The party was ultimately defeated by the eventual enemy of every D&D campign: scheduling conflicts. So we haven't had a chance to play in a couple years. But one day we'll wrap up this epic tale! Who knows, maybe El Goog will show up with more inventions!

Details

This project started when I found a wonderful tool called Azgaar's Fantasy Map Generator, which allows you to procedurally generate an entire fantasy world with regions, biomes, roads, hydrology, and everything in between. I found this about a year into our campaign, and since I already had a rough map that I had made in Inkarnate, I had to figure out how to get from the static map to a format Azgaar's could understand.

Aelton map

The awesome thing about Azgaar's Fantsy Map Generator is that it output real-world spatial data! So I tinkered with the values that it produced from a new map until I got fairly close to what I had created when I first started the campaign, which resulted in the following map. I had to really crank up the elevation in order to get lakes and rivers to form where I drew them the first time, resulting in some pretty unrealistic topography. But hey if magic can exist, then wild topography can exist too!

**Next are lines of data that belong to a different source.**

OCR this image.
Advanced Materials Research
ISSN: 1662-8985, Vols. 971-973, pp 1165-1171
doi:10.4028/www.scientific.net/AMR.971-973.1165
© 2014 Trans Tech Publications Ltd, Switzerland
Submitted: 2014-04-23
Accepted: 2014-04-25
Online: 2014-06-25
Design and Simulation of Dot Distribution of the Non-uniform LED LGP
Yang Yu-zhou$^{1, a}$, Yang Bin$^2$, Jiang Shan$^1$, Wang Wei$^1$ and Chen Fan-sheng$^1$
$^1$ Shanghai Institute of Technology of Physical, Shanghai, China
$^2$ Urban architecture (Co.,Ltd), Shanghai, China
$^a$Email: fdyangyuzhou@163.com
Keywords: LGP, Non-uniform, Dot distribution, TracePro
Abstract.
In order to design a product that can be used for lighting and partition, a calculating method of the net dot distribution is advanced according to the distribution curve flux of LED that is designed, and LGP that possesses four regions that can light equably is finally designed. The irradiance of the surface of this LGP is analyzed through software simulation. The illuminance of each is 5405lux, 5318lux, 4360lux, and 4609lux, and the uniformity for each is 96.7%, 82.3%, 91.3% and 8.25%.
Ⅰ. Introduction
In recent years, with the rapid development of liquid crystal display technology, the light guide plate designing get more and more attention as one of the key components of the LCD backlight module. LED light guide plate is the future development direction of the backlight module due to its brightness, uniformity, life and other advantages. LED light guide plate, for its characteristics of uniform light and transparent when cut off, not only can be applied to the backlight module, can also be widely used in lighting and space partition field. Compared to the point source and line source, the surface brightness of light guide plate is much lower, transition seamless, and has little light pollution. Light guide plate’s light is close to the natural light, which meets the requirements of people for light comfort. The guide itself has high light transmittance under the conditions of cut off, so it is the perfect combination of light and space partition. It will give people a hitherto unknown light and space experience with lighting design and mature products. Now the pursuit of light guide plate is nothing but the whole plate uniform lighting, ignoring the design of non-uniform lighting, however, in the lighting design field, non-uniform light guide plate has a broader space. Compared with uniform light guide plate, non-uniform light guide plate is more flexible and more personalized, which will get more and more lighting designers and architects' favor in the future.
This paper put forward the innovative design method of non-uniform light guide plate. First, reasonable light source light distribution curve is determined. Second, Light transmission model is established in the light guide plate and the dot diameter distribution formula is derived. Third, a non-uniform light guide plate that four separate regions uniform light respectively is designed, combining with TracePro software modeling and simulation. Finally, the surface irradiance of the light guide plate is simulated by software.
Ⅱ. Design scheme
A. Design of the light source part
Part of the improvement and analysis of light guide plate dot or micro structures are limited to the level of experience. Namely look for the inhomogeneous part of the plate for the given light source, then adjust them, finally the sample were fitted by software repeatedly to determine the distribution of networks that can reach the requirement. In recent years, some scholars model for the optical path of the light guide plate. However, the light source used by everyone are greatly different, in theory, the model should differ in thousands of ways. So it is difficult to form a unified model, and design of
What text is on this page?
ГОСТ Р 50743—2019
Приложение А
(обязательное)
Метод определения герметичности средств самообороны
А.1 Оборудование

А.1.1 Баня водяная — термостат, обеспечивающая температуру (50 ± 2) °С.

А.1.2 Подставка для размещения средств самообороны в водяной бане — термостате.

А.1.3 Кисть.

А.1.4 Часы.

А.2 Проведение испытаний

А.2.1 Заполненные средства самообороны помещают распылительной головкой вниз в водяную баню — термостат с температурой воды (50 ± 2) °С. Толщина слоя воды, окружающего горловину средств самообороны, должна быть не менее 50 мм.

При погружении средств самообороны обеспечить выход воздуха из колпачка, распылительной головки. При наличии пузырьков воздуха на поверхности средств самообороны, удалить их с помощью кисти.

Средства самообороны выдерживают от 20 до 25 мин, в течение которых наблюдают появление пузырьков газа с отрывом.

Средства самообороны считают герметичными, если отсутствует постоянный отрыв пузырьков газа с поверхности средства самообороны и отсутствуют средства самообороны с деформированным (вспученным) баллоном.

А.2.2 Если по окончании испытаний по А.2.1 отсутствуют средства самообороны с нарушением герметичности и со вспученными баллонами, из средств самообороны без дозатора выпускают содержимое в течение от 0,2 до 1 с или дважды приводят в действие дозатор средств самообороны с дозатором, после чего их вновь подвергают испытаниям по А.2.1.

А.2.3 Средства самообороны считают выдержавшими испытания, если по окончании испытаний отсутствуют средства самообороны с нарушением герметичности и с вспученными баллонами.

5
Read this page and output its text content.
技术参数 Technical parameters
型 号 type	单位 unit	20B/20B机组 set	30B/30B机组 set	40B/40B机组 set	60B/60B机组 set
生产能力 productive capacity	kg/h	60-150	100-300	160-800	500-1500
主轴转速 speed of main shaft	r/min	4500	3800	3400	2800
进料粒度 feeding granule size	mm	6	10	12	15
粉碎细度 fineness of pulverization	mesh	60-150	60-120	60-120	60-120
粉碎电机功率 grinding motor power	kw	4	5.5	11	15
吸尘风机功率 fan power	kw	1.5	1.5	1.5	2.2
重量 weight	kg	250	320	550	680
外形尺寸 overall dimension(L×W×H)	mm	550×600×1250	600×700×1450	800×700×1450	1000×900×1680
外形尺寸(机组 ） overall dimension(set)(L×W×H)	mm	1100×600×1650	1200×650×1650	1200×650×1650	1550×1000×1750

Height map within Azgaar's Fantasy Map Generator

From there I could export it to GeoJSON files and manually tweak things in QGIS to get some more realistic results. Once happy with the results, I uploaded the spatial data to Mapbox and created a custom style with the new datasets. I originally planned on storing everything in a PostGIS database and loading all the data in that way, but that seemed way overkill for this project. So, using Mapbox, I basically turned off everything from Earth and had it show only my world.

Custom Mapbox styles

Next was creating the app. Orignally I did this using React, but I had recently started learning VueJS and Nuxt for my job, so I thought this would be a good opportunity to learn more about that framework! So I migrated everything to Nuxt and that's basically where we are at today! Super fun project that my players really enjoyed being able to use to understand more about the world we were adventuring in! I definitely glazed over lots of the details, but this post is already getting too long. Maybe one day I'll create an in-depth tutorial to create a new version of the world!